Born and brought up in Lagos, it was only once Efobi was settled at Ebonyi State University, where she was studying for a nursing degree, that she was able to realise a childhood dream.
“In my second year, my classmates were having a football match with another class. I just looked across and saw a group of students doing taekwondo, wearing their dobok [uniform] and their belts,” Efobi remembered.
“I went to their training session, did the required paperwork and started. I found out that the passion I had at the tender age of seven was still there.”
Now both a qualified nurse and taekwondo instructor, Efobi believes the sport has helped her in life, particularly regarding self-discipline.
“Growing up as a child, I could not express myself but I had to undergo a lot of training to correct that,” she said.
“I learned that mature people use their mouth, they don’t use their hands. That’s discipline, and I started making it part and parcel of my life.
“I am a better person if I compare myself now to how I was before. Breaking through those barriers, I saw myself doing certain things that amazed me and my family when they found that I was doing taekwondo.”
Bringing nursing into taekwondo
Nigerian taekwondo grandmaster Ferguson Oluigbo believes Efobi has an edge over fellow fighters given her background in nursing.
“I am looking at a day she will go with the national team to the Olympics – not just as a colleague but as a medical expert,” Oluigbo said.
“She is going to compete and she is also going to be on the ground assisting the medical team. She understands what will happen to your leg when you are doing taekwondo – different from a nurse or a doctor who does not know anything about sports.
“She is going to say ‘no, that thing you are touching is not the pain, this is where the pain is coming from’ because she understands it.”
Oluigbo is an experienced trainer of Olympians, having been among the instructors who helped Chika Chukwumerije win a bronze medal at the 2008 Beijing Games.
Efobi, meanwhile, has won several middleweight titles and hopes to become national champion in her class.
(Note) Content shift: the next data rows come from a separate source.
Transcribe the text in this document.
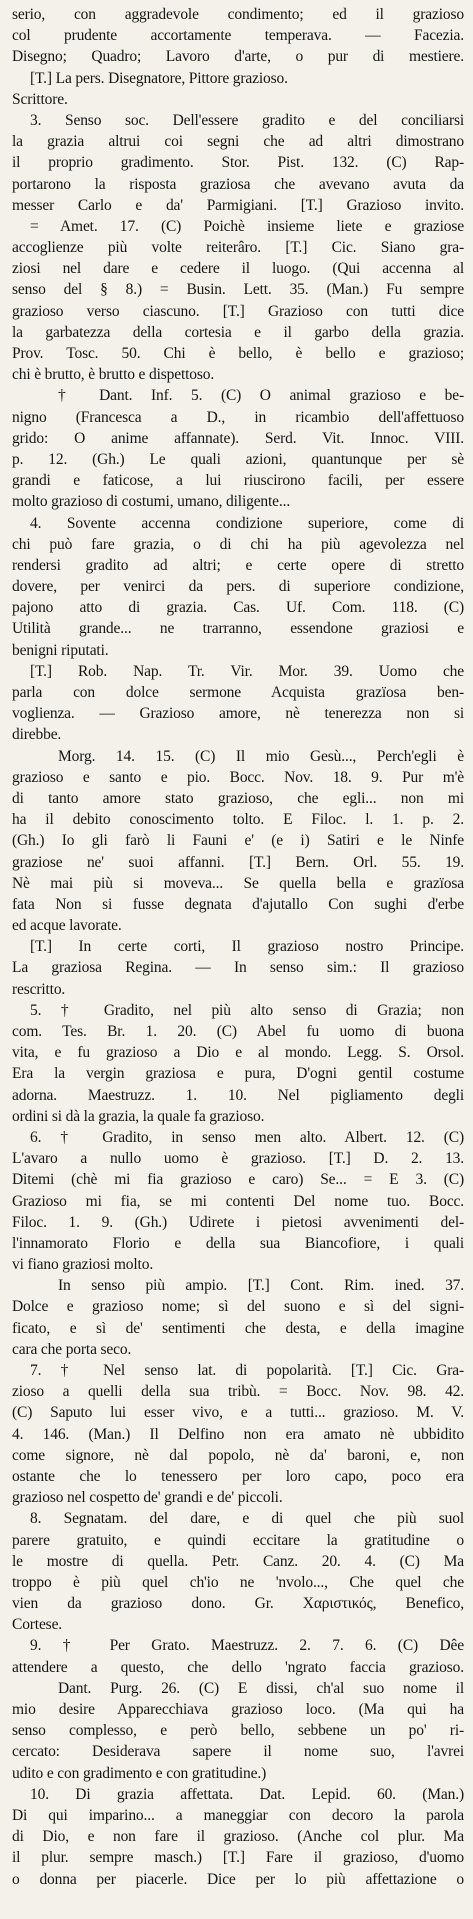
serio, con aggradevole condimento; ed il grazioso
col prudente accortamente temperava. — Facezia.
Disegno; Quadro; Lavoro d'arte, o pur di mestiere.
[T.] La pers. Disegnatore, Pittore grazioso.
Scrittore.
3. Senso soc. Dell'essere gradito e del conciliarsi
la grazia altrui coi segni che ad altri dimostrano
il proprio gradimento. Stor. Pist. 132. (C) Rap-
portarono la risposta graziosa che avevano avuta da
messer Carlo e da' Parmigiani. [T.] Grazioso invito.
= Amet. 17. (C) Poichè insieme liete e graziose
accoglienze più volte reiterâro. [T.] Cic. Siano gra-
ziosi nel dare e cedere il luogo. (Qui accenna al
senso del § 8.) = Busin. Lett. 35. (Man.) Fu sempre
grazioso verso ciascuno. [T.] Grazioso con tutti dice
la garbatezza della cortesia e il garbo della grazia.
Prov. Tosc. 50. Chi è bello, è bello e grazioso;
chi è brutto, è brutto e dispettoso.
† Dant. Inf. 5. (C) O animal grazioso e be-
nigno (Francesca a D., in ricambio dell'affettuoso
grido: O anime affannate). Serd. Vit. Innoc. VIII.
p. 12. (Gh.) Le quali azioni, quantunque per sè
grandi e faticose, a lui riuscirono facili, per essere
molto grazioso di costumi, umano, diligente...
4. Sovente accenna condizione superiore, come di
chi può fare grazia, o di chi ha più agevolezza nel
rendersi gradito ad altri; e certe opere di stretto
dovere, per venirci da pers. di superiore condizione,
pajono atto di grazia. Cas. Uf. Com. 118. (C)
Utilità grande... ne trarranno, essendone graziosi e
benigni riputati.
[T.] Rob. Nap. Tr. Vir. Mor. 39. Uomo che
parla con dolce sermone Acquista grazïosa ben-
voglienza. — Grazioso amore, nè tenerezza non si
direbbe.
Morg. 14. 15. (C) Il mio Gesù..., Perch'egli è
grazioso e santo e pio. Bocc. Nov. 18. 9. Pur m'è
di tanto amore stato grazioso, che egli... non mi
ha il debito conoscimento tolto. E Filoc. l. 1. p. 2.
(Gh.) Io gli farò li Fauni e' (e i) Satiri e le Ninfe
graziose ne' suoi affanni. [T.] Bern. Orl. 55. 19.
Nè mai più si moveva... Se quella bella e grazïosa
fata Non si fusse degnata d'ajutallo Con sughi d'erbe
ed acque lavorate.
[T.] In certe corti, Il grazioso nostro Principe.
La graziosa Regina. — In senso sim.: Il grazioso
rescritto.
5. † Gradito, nel più alto senso di Grazia; non
com. Tes. Br. 1. 20. (C) Abel fu uomo di buona
vita, e fu grazioso a Dio e al mondo. Legg. S. Orsol.
Era la vergin graziosa e pura, D'ogni gentil costume
adorna. Maestruzz. 1. 10. Nel pigliamento degli
ordini si dà la grazia, la quale fa grazioso.
6. † Gradito, in senso men alto. Albert. 12. (C)
L'avaro a nullo uomo è grazioso. [T.] D. 2. 13.
Ditemi (chè mi fia grazioso e caro) Se... = E 3. (C)
Grazioso mi fia, se mi contenti Del nome tuo. Bocc.
Filoc. 1. 9. (Gh.) Udirete i pietosi avvenimenti del-
l'innamorato Florio e della sua Biancofiore, i quali
vi fiano graziosi molto.
In senso più ampio. [T.] Cont. Rim. ined. 37.
Dolce e grazioso nome; sì del suono e sì del signi-
ficato, e sì de' sentimenti che desta, e della imagine
cara che porta seco.
7. † Nel senso lat. di popolarità. [T.] Cic. Gra-
zioso a quelli della sua tribù. = Bocc. Nov. 98. 42.
(C) Saputo lui esser vivo, e a tutti... grazioso. M. V.
4. 146. (Man.) Il Delfino non era amato nè ubbidito
come signore, nè dal popolo, nè da' baroni, e, non
ostante che lo tenessero per loro capo, poco era
grazioso nel cospetto de' grandi e de' piccoli.
8. Segnatam. del dare, e di quel che più suol
parere gratuito, e quindi eccitare la gratitudine o
le mostre di quella. Petr. Canz. 20. 4. (C) Ma
troppo è più quel ch'io ne 'nvolo..., Che quel che
vien da grazioso dono. Gr. Χαριστικός, Benefico,
Cortese.
9. † Per Grato. Maestruzz. 2. 7. 6. (C) Dêe
attendere a questo, che dello 'ngrato faccia grazioso.
Dant. Purg. 26. (C) E dissi, ch'al suo nome il
mio desire Apparecchiava grazioso loco. (Ma qui ha
senso complesso, e però bello, sebbene un po' ri-
cercato: Desiderava sapere il nome suo, l'avrei
udito e con gradimento e con gratitudine.)
10. Di grazia affettata. Dat. Lepid. 60. (Man.)
Di qui imparino... a maneggiar con decoro la parola
di Dio, e non fare il grazioso. (Anche col plur. Ma
il plur. sempre masch.) [T.] Fare il grazioso, d'uomo
o donna per piacerle. Dice per lo più affettazione o
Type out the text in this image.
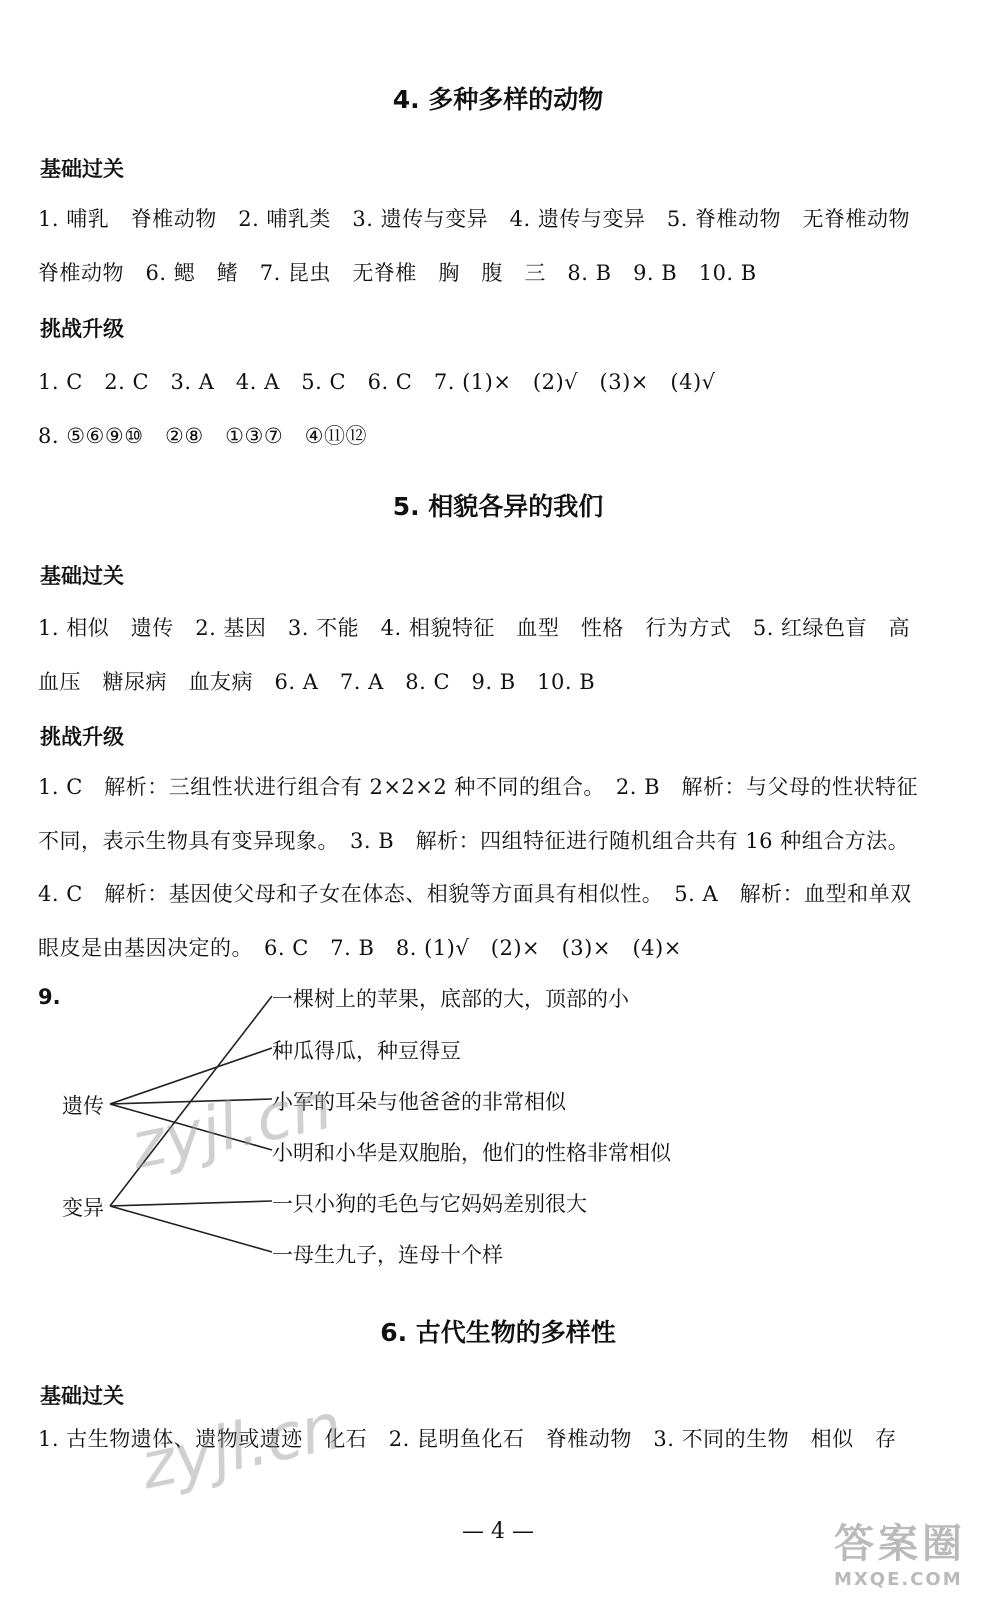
4. 多种多样的动物
基础过关
1. 哺乳　脊椎动物　2. 哺乳类　3. 遗传与变异　4. 遗传与变异　5. 脊椎动物　无脊椎动物
脊椎动物　6. 鳃　鳍　7. 昆虫　无脊椎　胸　腹　三　8. B　9. B　10. B
挑战升级
1. C　2. C　3. A　4. A　5. C　6. C　7. (1)×　(2)√　(3)×　(4)√
8. ⑤⑥⑨⑩　②⑧　①③⑦　④⑪⑫
5. 相貌各异的我们
基础过关
1. 相似　遗传　2. 基因　3. 不能　4. 相貌特征　血型　性格　行为方式　5. 红绿色盲　高
血压　糖尿病　血友病　6. A　7. A　8. C　9. B　10. B
挑战升级
1. C　解析：三组性状进行组合有 2×2×2 种不同的组合。　2. B　解析：与父母的性状特征
不同，表示生物具有变异现象。　3. B　解析：四组特征进行随机组合共有 16 种组合方法。
4. C　解析：基因使父母和子女在体态、相貌等方面具有相似性。　5. A　解析：血型和单双
眼皮是由基因决定的。　6. C　7. B　8. (1)√　(2)×　(3)×　(4)×
9.
遗传
变异
一棵树上的苹果，底部的大，顶部的小
种瓜得瓜，种豆得豆
小军的耳朵与他爸爸的非常相似
小明和小华是双胞胎，他们的性格非常相似
一只小狗的毛色与它妈妈差别很大
一母生九子，连母十个样
6. 古代生物的多样性
基础过关
1. 古生物遗体、遗物或遗迹　化石　2. 昆明鱼化石　脊椎动物　3. 不同的生物　相似　存
— 4 —
zyjl.cn
zyjl.cn
答案圈
MXQE.COM
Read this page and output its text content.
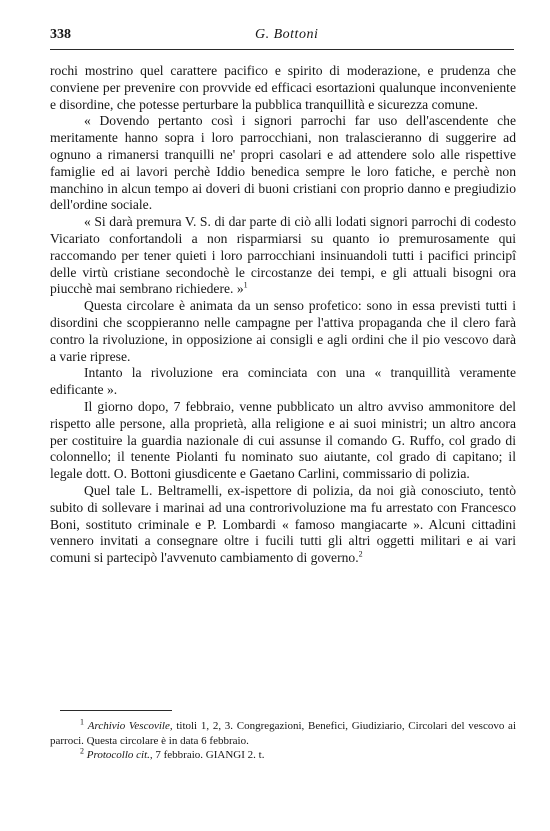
338	G. Bottoni

rochi mostrino quel carattere pacifico e spirito di moderazione, e prudenza che conviene per prevenire con provvide ed efficaci esortazioni qualunque inconveniente e disordine, che potesse perturbare la pubblica tranquillità e sicurezza comune.

« Dovendo pertanto così i signori parrochi far uso dell'ascendente che meritamente hanno sopra i loro parrocchiani, non tralascieranno di suggerire ad ognuno a rimanersi tranquilli ne' propri casolari e ad attendere solo alle rispettive famiglie ed ai lavori perchè Iddio benedica sempre le loro fatiche, e perchè non manchino in alcun tempo ai doveri di buoni cristiani con proprio danno e pregiudizio dell'ordine sociale.

« Si darà premura V. S. di dar parte di ciò alli lodati signori parrochi di codesto Vicariato confortandoli a non risparmiarsi su quanto io premurosamente qui raccomando per tener quieti i loro parrocchiani insinuandoli tutti i pacifici principî delle virtù cristiane secondochè le circostanze dei tempi, e gli attuali bisogni ora piucchè mai sembrano richiedere. »$^1$

Questa circolare è animata da un senso profetico: sono in essa previsti tutti i disordini che scoppieranno nelle campagne per l'attiva propaganda che il clero farà contro la rivoluzione, in opposizione ai consigli e agli ordini che il pio vescovo darà a varie riprese.

Intanto la rivoluzione era cominciata con una « tranquillità veramente edificante ».

Il giorno dopo, 7 febbraio, venne pubblicato un altro avviso ammonitore del rispetto alle persone, alla proprietà, alla religione e ai suoi ministri; un altro ancora per costituire la guardia nazionale di cui assunse il comando G. Ruffo, col grado di colonnello; il tenente Piolanti fu nominato suo aiutante, col grado di capitano; il legale dott. O. Bottoni giusdicente e Gaetano Carlini, commissario di polizia.

Quel tale L. Beltramelli, ex-ispettore di polizia, da noi già conosciuto, tentò subito di sollevare i marinai ad una controrivoluzione ma fu arrestato con Francesco Boni, sostituto criminale e P. Lombardi « famoso mangiacarte ». Alcuni cittadini vennero invitati a consegnare oltre i fucili tutti gli altri oggetti militari e ai vari comuni si partecipò l'avvenuto cambiamento di governo.$^2$

$^1$ Archivio Vescovile, titoli 1, 2, 3. Congregazioni, Benefici, Giudiziario, Circolari del vescovo ai parroci. Questa circolare è in data 6 febbraio.

$^2$ Protocollo cit., 7 febbraio. GIANGI 2. t.
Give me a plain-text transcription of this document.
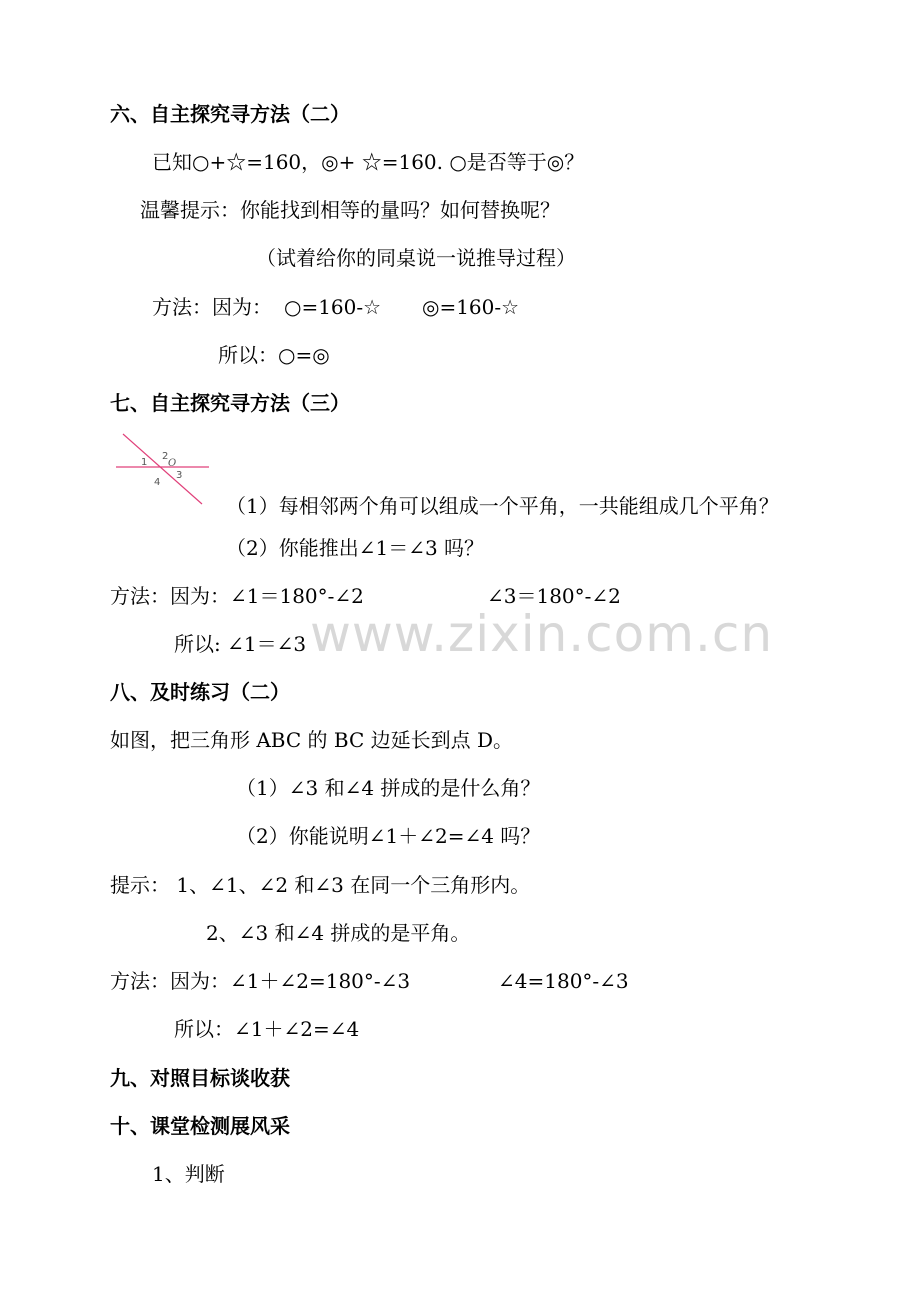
www.zixin.com.cn
六、自主探究寻方法（二）
已知○+☆=160，◎+ ☆=160. ○是否等于◎？
温馨提示：你能找到相等的量吗？如何替换呢？
（试着给你的同桌说一说推导过程）
方法：因为： ○=160-☆ ◎=160-☆
所以：○=◎
七、自主探究寻方法（三）
1
2
O
3
4
（1）每相邻两个角可以组成一个平角，一共能组成几个平角？
（2）你能推出∠1＝∠3 吗？
方法：因为：∠1＝180°-∠2	∠3＝180°-∠2
所以: ∠1＝∠3
八、及时练习（二）
如图，把三角形 ABC 的 BC 边延长到点 D。
（1）∠3 和∠4 拼成的是什么角？
（2）你能说明∠1＋∠2=∠4 吗？
提示： 1、∠1、∠2 和∠3 在同一个三角形内。
2、∠3 和∠4 拼成的是平角。
方法：因为：∠1＋∠2=180°-∠3	∠4=180°-∠3
所以：∠1＋∠2=∠4
九、对照目标谈收获
十、课堂检测展风采
1、判断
She also competes in poomsae – a non-combat version of the martial art where you run through a sequence of moves and attacks – and instructs at a Pan African Martial Arts International (Panamai) school, where she can combine the two things she loves most.
“I am following my passion, which is being a taekwondo instructor, but I am bringing nursing into taekwondo – I manage injuries during taekwondo training,” she said.
“I believe being a nurse is being able to help people and you don’t have to work in the hospital to help people. I can work in a company, a gym or anywhere I want to.
“As the saying goes, do what makes you happy; I love nursing and I have a strong passion for taekwondo.”
Saving lives and building a legacy
Efobi works as a mobile nurse and recalls one particular incident that had a profound influence on her desire to help others.
“I was coming back from treating a child and there was this motorcyclist who had been hit by a car,” she said.
“I witnessed the incident and I was in the midst of people, pushing them back, trying to make them not touch him.
“I was talking to him, reassuring him, checking for broken bones. He was bleeding.
“My mind was in chaos. It was like ‘he’s bleeding, you don’t have gloves’. But I had to save his life.
“What I did was risky. Ideally, I shouldn’t be touching body fluids without gloves. I just had to improvise, took clothing, tore it and demobilised the site.
“He had a fracture. I moved it somewhat to tie the limbs together. Some other passers-by and I took him to the nearest hospital. I am happy the man lived to see another day.”
Efobi hopes her combined life experiences can resonate far and wide as she encounters a diverse range of patients in her nursing career and trains people from white belt to black belt in taekwondo.
“In the end, I want to have a legacy where some day we in our Panamai schools in West Africa will all come together to see all the masters and grandmasters the organisation has produced,” she said.
“I see us sitting down and everybody in a picture. It’s a thing of pride.”